Chama Review: The Chama Hoody is very versatile, wicks sweat and water fast. It’s not a thick garment, nor will it repel water, but for an active shirt, it works extremely well. There is not much warmth to it, but if you are going to be hiking in the mountains or chasing turkey’s—this shirt is very comfortable for a multitude of conditions. Honestly, this shirt could fall into the next-to-skin category and generally did for my use. This shirt by itself is a great piece of gear, but I was looking for more of a second layer and it really didn’t fit that category.
Peloton 240 Hoodie
Fit: I purchased it in a large and it fit true to size with an athletic fit.
Review: The shirt has a durable finish that repelled a moderate amount of wind and water, the inner lining is fleece. It worked well as a lightweight treestand jacket and also provides warmth walking up a mountain as a true second layer. It offers warmth and protection in different environments and is very comfortable. This is exactly what I was looking for as a versatile piece of gear from the mountain to the treestand.
Final thoughts: If you want an active mid-layer the First Lite options are great. The Peloton is a more versatile piece of clothing.
First Lite Cirrus
Fit: I purchased this in a medium and it was the smallest First Lite item I’ve ever purchased. It fit more like a small with an athletic cut.
Review: This jacket is meant for active wear and is not offer much in
the way of keeping your warm when stationary. It does provide warmth when walking and insulation, but there is no way I would want to depend on this piece to keep me warm while glassing on a cold mountainside. One huge positive on this jacket: It rolls up into its own pocket and fits in your cargo pocket—Really cool feature.
Kuiu Super Down
Fit: I purchased a large and it fit perfectly.
Review: Look, I bought a puffy to keep me warm when I’m stationary. That is what this jacket does—keeps you warm. I would not want to walk up a mountain wearing this thing, I’d wear the Peloton for that and keep this in my pack. This jacket also rolls up and will fit nicely in the pack.
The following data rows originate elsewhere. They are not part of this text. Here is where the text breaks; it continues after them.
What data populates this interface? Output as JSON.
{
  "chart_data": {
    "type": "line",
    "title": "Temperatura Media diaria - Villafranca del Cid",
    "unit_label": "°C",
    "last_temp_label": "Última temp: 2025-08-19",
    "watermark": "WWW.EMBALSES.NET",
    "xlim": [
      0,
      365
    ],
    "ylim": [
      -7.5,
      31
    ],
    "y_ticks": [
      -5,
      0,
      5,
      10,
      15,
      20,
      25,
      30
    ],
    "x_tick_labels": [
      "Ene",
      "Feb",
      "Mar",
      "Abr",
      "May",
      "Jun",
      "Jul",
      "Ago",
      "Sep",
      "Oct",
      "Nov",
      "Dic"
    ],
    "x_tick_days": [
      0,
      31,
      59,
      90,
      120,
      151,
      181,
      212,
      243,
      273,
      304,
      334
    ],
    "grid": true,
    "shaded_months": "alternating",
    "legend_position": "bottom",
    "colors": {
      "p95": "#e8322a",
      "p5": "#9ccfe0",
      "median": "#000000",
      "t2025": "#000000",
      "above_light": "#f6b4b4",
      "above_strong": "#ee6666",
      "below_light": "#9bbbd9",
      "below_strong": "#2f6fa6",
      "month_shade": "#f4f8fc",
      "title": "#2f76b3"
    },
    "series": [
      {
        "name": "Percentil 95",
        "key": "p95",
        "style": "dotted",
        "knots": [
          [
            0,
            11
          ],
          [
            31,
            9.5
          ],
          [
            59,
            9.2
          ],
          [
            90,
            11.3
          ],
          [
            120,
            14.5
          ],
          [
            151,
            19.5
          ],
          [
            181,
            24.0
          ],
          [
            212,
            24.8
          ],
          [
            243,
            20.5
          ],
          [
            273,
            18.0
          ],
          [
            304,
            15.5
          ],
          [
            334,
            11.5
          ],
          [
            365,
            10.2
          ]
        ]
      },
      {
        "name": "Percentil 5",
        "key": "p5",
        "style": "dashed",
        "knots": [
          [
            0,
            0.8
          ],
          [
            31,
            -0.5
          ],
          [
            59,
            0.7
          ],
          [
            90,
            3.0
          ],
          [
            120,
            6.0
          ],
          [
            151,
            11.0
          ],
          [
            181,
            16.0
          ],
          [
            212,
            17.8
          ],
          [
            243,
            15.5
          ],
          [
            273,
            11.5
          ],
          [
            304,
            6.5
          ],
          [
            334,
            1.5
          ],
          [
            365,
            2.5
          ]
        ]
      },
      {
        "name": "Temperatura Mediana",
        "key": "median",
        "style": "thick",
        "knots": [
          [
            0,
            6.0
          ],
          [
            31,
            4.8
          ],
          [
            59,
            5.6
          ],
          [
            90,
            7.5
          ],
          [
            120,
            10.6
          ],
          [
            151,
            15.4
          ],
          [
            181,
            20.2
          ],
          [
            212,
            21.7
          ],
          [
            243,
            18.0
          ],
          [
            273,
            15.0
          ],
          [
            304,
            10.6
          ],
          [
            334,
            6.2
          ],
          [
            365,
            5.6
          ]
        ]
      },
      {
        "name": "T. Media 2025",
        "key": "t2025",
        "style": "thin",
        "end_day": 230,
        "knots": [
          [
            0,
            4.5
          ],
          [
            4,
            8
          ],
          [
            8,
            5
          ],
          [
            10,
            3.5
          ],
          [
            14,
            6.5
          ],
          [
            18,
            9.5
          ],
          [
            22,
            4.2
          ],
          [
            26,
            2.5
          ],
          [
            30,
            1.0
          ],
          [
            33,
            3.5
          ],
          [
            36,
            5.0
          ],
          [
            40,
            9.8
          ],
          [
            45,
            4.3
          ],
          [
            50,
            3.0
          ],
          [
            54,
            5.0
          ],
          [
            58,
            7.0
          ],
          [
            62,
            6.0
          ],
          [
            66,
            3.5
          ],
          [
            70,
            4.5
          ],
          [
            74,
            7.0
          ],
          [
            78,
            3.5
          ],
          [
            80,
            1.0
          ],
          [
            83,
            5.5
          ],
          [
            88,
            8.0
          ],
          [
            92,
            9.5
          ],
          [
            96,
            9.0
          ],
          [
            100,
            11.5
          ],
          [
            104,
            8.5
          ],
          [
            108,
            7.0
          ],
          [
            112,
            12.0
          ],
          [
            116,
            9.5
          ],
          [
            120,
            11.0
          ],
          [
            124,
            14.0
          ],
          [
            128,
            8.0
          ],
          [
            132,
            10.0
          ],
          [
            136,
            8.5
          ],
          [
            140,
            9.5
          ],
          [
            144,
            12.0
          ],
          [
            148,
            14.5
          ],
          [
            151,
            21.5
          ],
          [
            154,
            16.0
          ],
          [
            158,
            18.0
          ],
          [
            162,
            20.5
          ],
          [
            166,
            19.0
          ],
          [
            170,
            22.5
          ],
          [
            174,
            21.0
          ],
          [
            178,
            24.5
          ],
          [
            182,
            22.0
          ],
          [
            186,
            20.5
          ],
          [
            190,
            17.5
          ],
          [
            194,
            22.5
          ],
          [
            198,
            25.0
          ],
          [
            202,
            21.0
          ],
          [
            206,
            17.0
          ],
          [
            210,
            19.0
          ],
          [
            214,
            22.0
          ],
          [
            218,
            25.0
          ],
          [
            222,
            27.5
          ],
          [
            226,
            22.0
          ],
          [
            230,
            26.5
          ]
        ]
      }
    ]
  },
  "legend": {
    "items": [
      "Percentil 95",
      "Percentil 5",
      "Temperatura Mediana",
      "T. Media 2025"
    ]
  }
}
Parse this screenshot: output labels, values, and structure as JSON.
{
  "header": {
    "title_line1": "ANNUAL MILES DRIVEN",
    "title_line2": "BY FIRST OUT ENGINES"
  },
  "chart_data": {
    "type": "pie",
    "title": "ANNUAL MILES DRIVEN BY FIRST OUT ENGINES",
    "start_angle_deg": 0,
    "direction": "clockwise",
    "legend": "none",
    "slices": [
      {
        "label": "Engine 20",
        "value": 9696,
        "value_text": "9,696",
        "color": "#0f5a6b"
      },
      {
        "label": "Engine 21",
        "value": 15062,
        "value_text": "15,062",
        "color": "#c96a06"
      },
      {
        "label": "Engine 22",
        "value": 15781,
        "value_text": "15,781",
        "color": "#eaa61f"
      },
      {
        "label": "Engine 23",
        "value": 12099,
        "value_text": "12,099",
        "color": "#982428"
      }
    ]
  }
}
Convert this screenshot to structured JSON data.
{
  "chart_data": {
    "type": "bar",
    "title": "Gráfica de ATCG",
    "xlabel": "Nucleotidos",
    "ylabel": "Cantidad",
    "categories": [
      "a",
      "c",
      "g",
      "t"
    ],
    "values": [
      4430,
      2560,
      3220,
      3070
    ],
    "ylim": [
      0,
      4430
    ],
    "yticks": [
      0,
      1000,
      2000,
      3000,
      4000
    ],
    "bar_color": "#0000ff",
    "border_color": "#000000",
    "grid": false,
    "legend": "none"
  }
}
Comments: If you are active and need a puffy, First Lite is the way to go. The Super Down has been my goto insulation piece. First Lite also makes the Uncompahgre that could compete with the Kuiu, but I haven’t tested it.
Both companies have gone to a “direct to consumer” model. I’m not sure where First Lite’s pricing will fall, but I’m sure they are going to compete with Kuiu here.
Suggestions for both companies
First Lite: The way you size your products is not great. I understand that layers will fit differently than outerwear, but even that logic doesn’t work for you, as I’ve had outerwear that fit smaller than the base layers. Also, consider options like Kuiu when it comes to hip-zips and removable base layers.
Kuiu: Your merino wool offering is an okay product, but if you improved on that one piece your activewear would be perfect. And if you offered a line for the whitetail hunter—you wouldn’t be able to handle the business!
If you want a system for hunting in the mountains only—you might pick Kuiu. The one drawback I have with them, is they do not have a whitetail offering. So, if you want to have one complete system for a clothing company, you will not be able to pull it off with the Kuiu line unless you hunt out West exclusively.
First Lite, on the other hand, offers the Sanctuary bibs and jacket for whitetail hunters. This system is very warm and offers features that whitetail hunters want. You will not go wrong spending your money there. So, if you choose your system right, you could have one complete system with First Lite.
Personally, I’ve decided to do both. I chose to run all Kuiu for my western adventures (even my Merino) and when the temperature drops below 40, I’ll have on my Sanctuary clothing on top of some of my Kuiu gear. I’m of the opinion this is almost the perfect treestand setup. You walk in with your moisture-wicking mountain gear, carry the Sanctuary on your back. Once you’re in the stand, throw on the Sanctuary and you are all set.